Im Moment ist er noch am Ankommen, ich verstärke nur das Weggehen vom Futtereimer, lasse ihn ansonsten in Ruhe. Wenn er inzwischen von selbst Kontakt aufnimmt, ist das in Ordnung, es sei denn er wird wieder respektlos. In dem Falle schiebe ich ihn weg, was er im Moment auch akzeptiert.
Ich möchte noch nix beginnen, suche aber nach einem "klaren Plan" in meinem Kopf.
Da er bei den ersten Clickerversuchen nur wenig Frustrationstoleranz zeigte und mit Hinterhanddrohen reagiert hat, bin ich mir unsicher, wie ich verfahren möchte, wenn das wieder passiert.
Ich habe damals abgebrochen und ignoriert, frage mich aber, ob das auf Dauer der richtige Weg ist.
Wird er es nicht als Schwäche sehen, wenn ich den Platz verlasse, oder mich abwende, weg gehe, zurück gehe?

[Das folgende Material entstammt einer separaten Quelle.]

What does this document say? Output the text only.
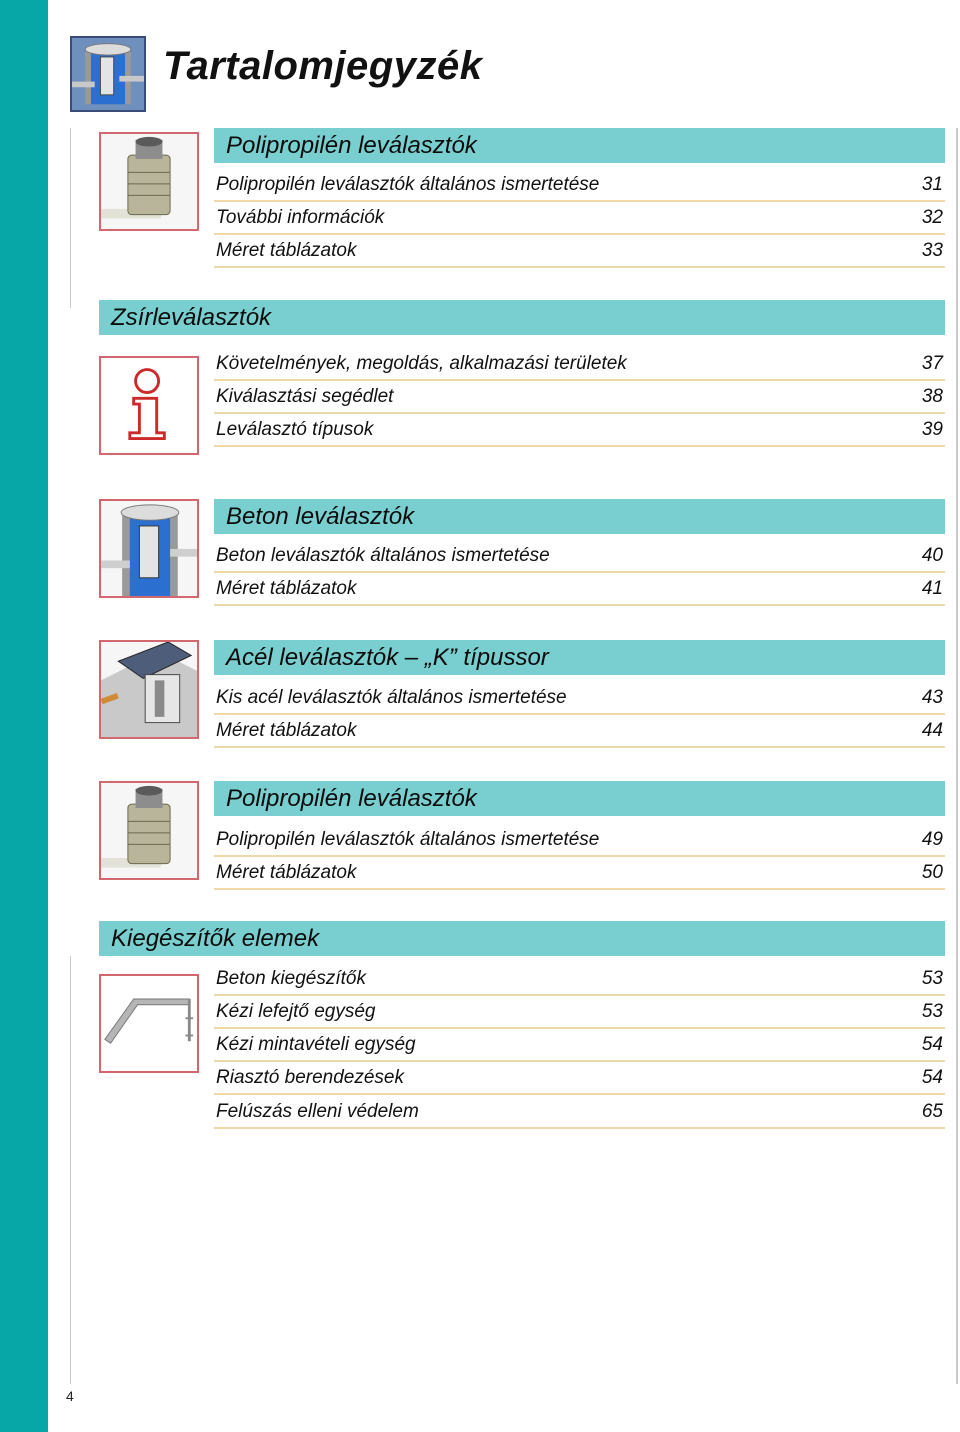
Tartalomjegyzék
Polipropilén leválasztók
Polipropilén leválasztók általános ismertetése	31
További információk	32
Méret táblázatok	33
Zsírleválasztók
Követelmények, megoldás, alkalmazási területek	37
Kiválasztási segédlet	38
Leválasztó típusok	39
Beton leválasztók
Beton leválasztók általános ismertetése	40
Méret táblázatok	41
Acél leválasztók – „K” típussor
Kis acél leválasztók általános ismertetése	43
Méret táblázatok	44
Polipropilén leválasztók
Polipropilén leválasztók általános ismertetése	49
Méret táblázatok	50
Kiegészítők elemek
Beton kiegészítők	53
Kézi lefejtő egység	53
Kézi mintavételi egység	54
Riasztó berendezések	54
Felúszás elleni védelem	65
4
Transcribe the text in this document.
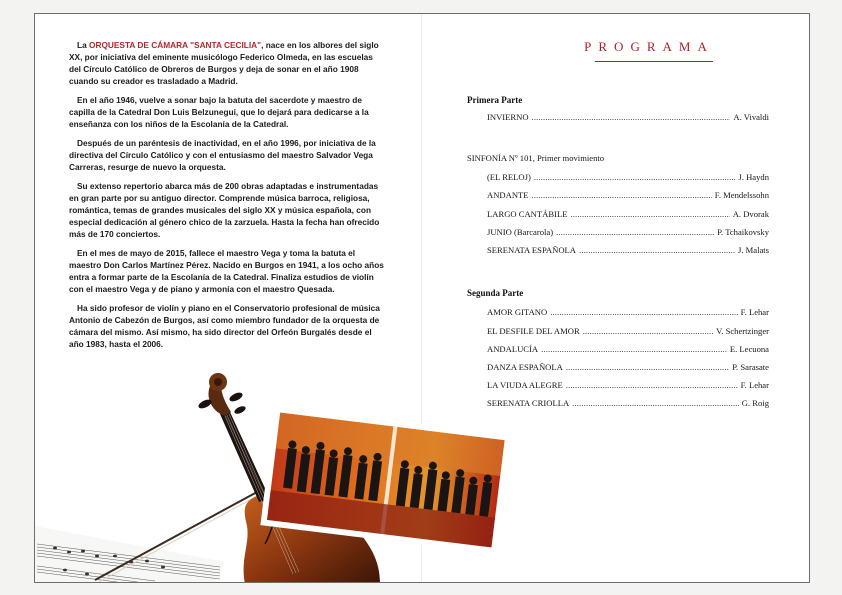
La ORQUESTA DE CÁMARA "SANTA CECILIA", nace en los albores del siglo XX, por iniciativa del eminente musicólogo Federico Olmeda, en las escuelas del Círculo Católico de Obreros de Burgos y deja de sonar en el año 1908 cuando su creador es trasladado a Madrid.

En el año 1946, vuelve a sonar bajo la batuta del sacerdote y maestro de capilla de la Catedral Don Luis Belzunegui, que lo dejará para dedicarse a la enseñanza con los niños de la Escolanía de la Catedral.

Después de un paréntesis de inactividad, en el año 1996, por iniciativa de la directiva del Círculo Católico y con el entusiasmo del maestro Salvador Vega Carreras, resurge de nuevo la orquesta.

Su extenso repertorio abarca más de 200 obras adaptadas e instrumentadas en gran parte por su antiguo director. Comprende música barroca, religiosa, romántica, temas de grandes musicales del siglo XX y música española, con especial dedicación al género chico de la zarzuela. Hasta la fecha han ofrecido más de 170 conciertos.

En el mes de mayo de 2015, fallece el maestro Vega y toma la batuta el maestro Don Carlos Martínez Pérez. Nacido en Burgos en 1941, a los ocho años entra a formar parte de la Escolanía de la Catedral. Finaliza estudios de violín con el maestro Vega y de piano y armonía con el maestro Quesada.

Ha sido profesor de violín y piano en el Conservatorio profesional de música Antonio de Cabezón de Burgos, así como miembro fundador de la orquesta de cámara del mismo. Así mismo, ha sido director del Orfeón Burgalés desde el año 1983, hasta el 2006.

PROGRAMA
Primera Parte
INVIERNO . . .	A. Vivaldi
SINFONÍA Nº 101, Primer movimiento
(EL RELOJ) . . .	J. Haydn
ANDANTE . . .	F. Mendelssohn
LARGO CANTÁBILE . . .	A. Dvorak
JUNIO (Barcarola) . . .	P. Tchaikovsky
SERENATA ESPAÑOLA . . .	J. Malats
Segunda Parte
AMOR GITANO . . .	F. Lehar
EL DESFILE DEL AMOR . . .	V. Schertzinger
ANDALUCÍA . . .	E. Lecuona
DANZA ESPAÑOLA . . .	P. Sarasate
LA VIUDA ALEGRE . . .	F. Lehar
SERENATA CRIOLLA . . .	G. Roig
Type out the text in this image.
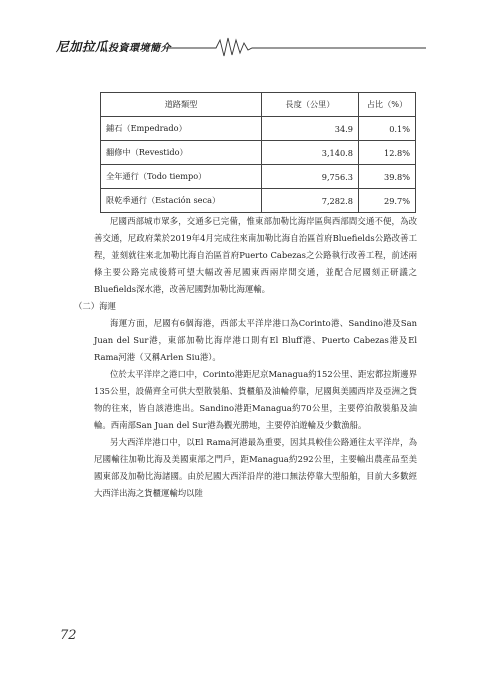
尼加拉瓜投資環境簡介
道路類型	長度（公里）	占比（%）
鋪石（Empedrado）	34.9	0.1%
翻修中（Revestido）	3,140.8	12.8%
全年通行（Todo tiempo）	9,756.3	39.8%
限乾季通行（Estación seca）	7,282.8	29.7%

尼國西部城市眾多，交通多已完備，惟東部加勒比海岸區與西部間交通不便，為改善交通，尼政府業於2019年4月完成往來南加勒比海自治區首府Bluefields公路改善工程，並刻就往來北加勒比海自治區首府Puerto Cabezas之公路執行改善工程，前述兩條主要公路完成後將可望大幅改善尼國東西兩岸間交通，並配合尼國刻正研議之Bluefields深水港，改善尼國對加勒比海運輸。

（二）海運

海運方面，尼國有6個海港，西部太平洋岸港口為Corinto港、Sandino港及San Juan del Sur港，東部加勒比海岸港口則有El Bluff港、Puerto Cabezas港及El Rama河港（又稱Arlen Siu港）。

位於太平洋岸之港口中，Corinto港距尼京Managua約152公里、距宏都拉斯邊界135公里，設備齊全可供大型散裝船、貨櫃船及油輪停靠，尼國與美國西岸及亞洲之貨物的往來，皆自該港進出。Sandino港距Managua約70公里，主要停泊散裝船及油輪。西南部San Juan del Sur港為觀光勝地，主要停泊遊輪及少數漁船。

另大西洋岸港口中，以El Rama河港最為重要，因其具較佳公路通往太平洋岸，為尼國輸往加勒比海及美國東部之門戶，距Managua約292公里，主要輸出農產品至美國東部及加勒比海諸國。由於尼國大西洋沿岸的港口無法停靠大型船舶，目前大多數經大西洋出海之貨櫃運輸均以陸

72
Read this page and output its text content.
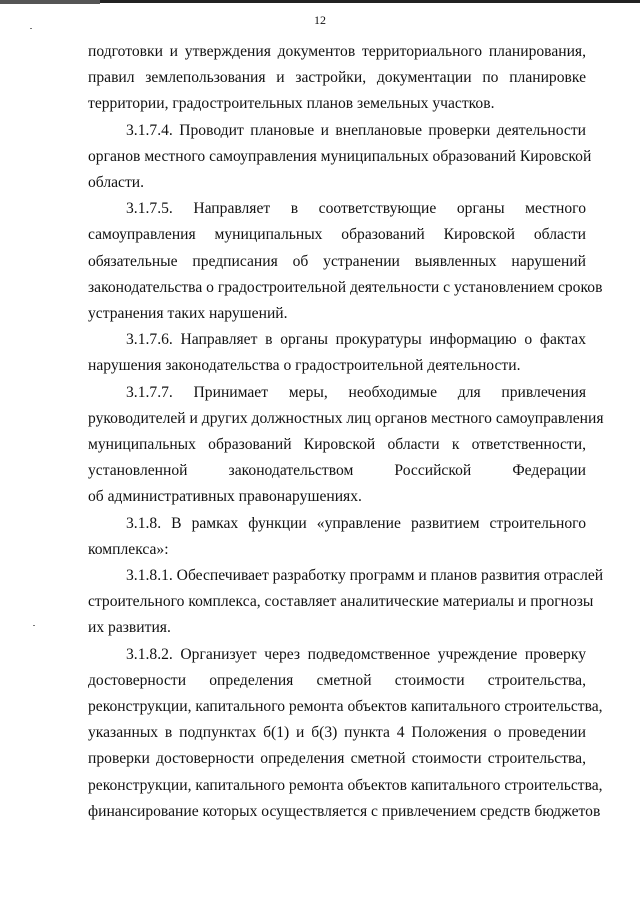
12
подготовки и утверждения документов территориального планирования,
правил землепользования и застройки, документации по планировке
территории, градостроительных планов земельных участков.
3.1.7.4. Проводит плановые и внеплановые проверки деятельности
органов местного самоуправления муниципальных образований Кировской
области.
3.1.7.5. Направляет в соответствующие органы местного
самоуправления муниципальных образований Кировской области
обязательные предписания об устранении выявленных нарушений
законодательства о градостроительной деятельности с установлением сроков
устранения таких нарушений.
3.1.7.6. Направляет в органы прокуратуры информацию о фактах
нарушения законодательства о градостроительной деятельности.
3.1.7.7. Принимает меры, необходимые для привлечения
руководителей и других должностных лиц органов местного самоуправления
муниципальных образований Кировской области к ответственности,
установленной законодательством Российской Федерации
об административных правонарушениях.
3.1.8. В рамках функции «управление развитием строительного
комплекса»:
3.1.8.1. Обеспечивает разработку программ и планов развития отраслей
строительного комплекса, составляет аналитические материалы и прогнозы
их развития.
3.1.8.2. Организует через подведомственное учреждение проверку
достоверности определения сметной стоимости строительства,
реконструкции, капитального ремонта объектов капитального строительства,
указанных в подпунктах б(1) и б(3) пункта 4 Положения о проведении
проверки достоверности определения сметной стоимости строительства,
реконструкции, капитального ремонта объектов капитального строительства,
финансирование которых осуществляется с привлечением средств бюджетов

Wird er nicht das Gefühl bekommen "die kann man ja prima treiben"? Anstatt dem erwünschten:
"So was blödes, jetzt krieg ich gar nix mehr".
Kann ich diesen Konflikt umgehen, wenn ich anfangs alles hinter Litze erarbeite?
Erstmal wird es mir ausschließlich um die Themen "Weichen und Abstand halten" gehen.
Habt ihr hier noch Ideen zum Thema "Zurückweichen"? Würde dies gerne nicht über anfangs negative Verstärkung aufbauen, aber wie könnte ich ihn freiwillig in diese Bewegung bringen? Mit dem Target?
Habt ihr Erfahrungswerte mit sehr selbstbewussten Pferden, die auf Frustration mit Aggression reagieren?
Futter ist bei ihm jedenfalls ein absoluter Totalmotivator, dieses Pferd stribt für Futter
Ich bin auch nicht ganz glücklich mit dem Zurückschieben (Druck auf Nase und Brust), wenn er wieder aufdringlich oder zu eng wird. Zurückweichen auf kleinste Aktion meinerseits wäre mir bei diesem Pferd ein echtes Anliegen.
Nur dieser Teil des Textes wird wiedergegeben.